The penknife with which Wells dug it from the mine wall is in the Cullinan mine museum in Cullinan, Gauteng. The mine is still in operation.

Frequently asked questions

How large is the Cullinan diamond?

The Cullinan diamond, as found on 26 January 1905 at the Premier Mine in South Africa, weighed 3,106.75 carats, approximately 621 grams, or roughly the size of a large human fist. It remains the largest gem-quality diamond crystal ever found.

Where is the Cullinan diamond now?

The Cullinan was cut into nine major stones. Cullinan I (530.4 carats, the Great Star of Africa) is set in the Sovereign's Sceptre with Cross, held in the Tower of London as part of the Crown Jewels. Cullinan II (317.4 carats, the Lesser Star of Africa) is set in the band of the Imperial State Crown, also in the Tower of London. Cullinan III and IV belong to the Royal Collection. The smaller stones are set in various pieces of royal jewellery.

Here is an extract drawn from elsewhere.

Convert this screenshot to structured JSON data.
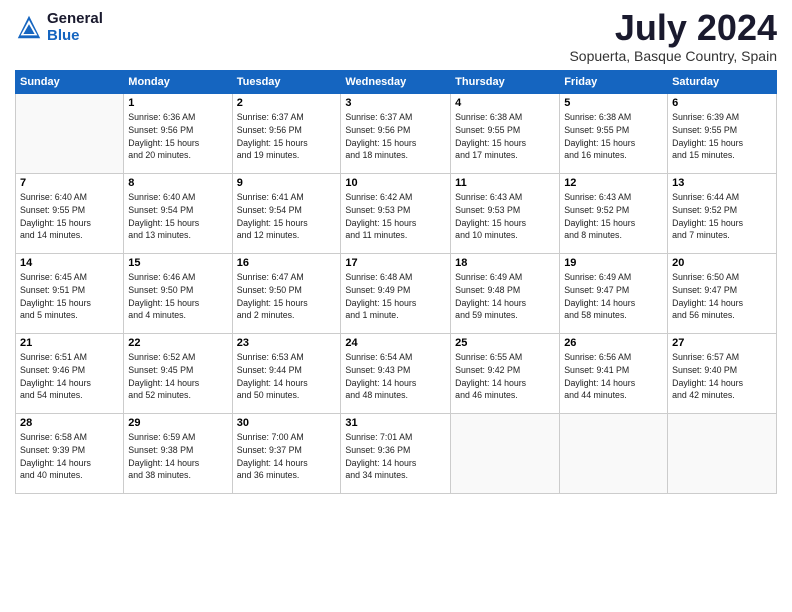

Who cut the Cullinan diamond?

The Cullinan was sent to Asscher Brothers in Amsterdam, where Joseph Asscher studied the stone for several months before cutting it. On 10 February 1908, Asscher made the initial cleave, splitting the diamond along its natural crystal plane. The blade broke on the first attempt; the second attempt split the diamond perfectly. Subsequent cutting produced nine major stones, ninety-six smaller brilliants, and approximately 9.5 carats of polished fragments.

How was the Cullinan diamond sent to England?

The Transvaal government arranged a decoy shipment: a conspicuously secured parcel sent by sea with visible detective protection, while the actual Cullinan was sent separately as a plain registered parcel by post, with no visible security. Both arrived safely. It is one of the more successful pieces of misdirection in the history of valuable object transportation.

What is a Type IIa diamond, and why does the Cullinan qualify?

Type IIa diamonds are a rare category of diamond in which the crystal structure contains no detectable nitrogen impurities, producing exceptional transparency and usually D or near-D colour. Fewer than 2% of gem diamonds are Type IIa. The category includes many of the world's most significant stones: the Cullinan, the Koh-i-Noor, the Regent. The Cullinan is the largest Type IIa diamond in existence.

What is the value of the Cullinan diamond?

The Cullinan I and II are Crown property and not for sale, making their market value theoretical rather than established. Estimates based on per-carat values for comparable D-colour, Type IIa diamonds of record size suggest figures in the billions of pounds, but these are mathematical exercises. The stones have never been independently valued for sale and the question of their actual price is unlikely to be answered.


Sources: Ian Balfour, Famous Diamonds (Christie's, 5th ed., 2009); Tower of London Crown Jewels documentation; Royal Collection Trust records on Cullinan III and IV; Premier Mine historical records, Cullinan, Gauteng; GIA documentation on Type IIa diamonds.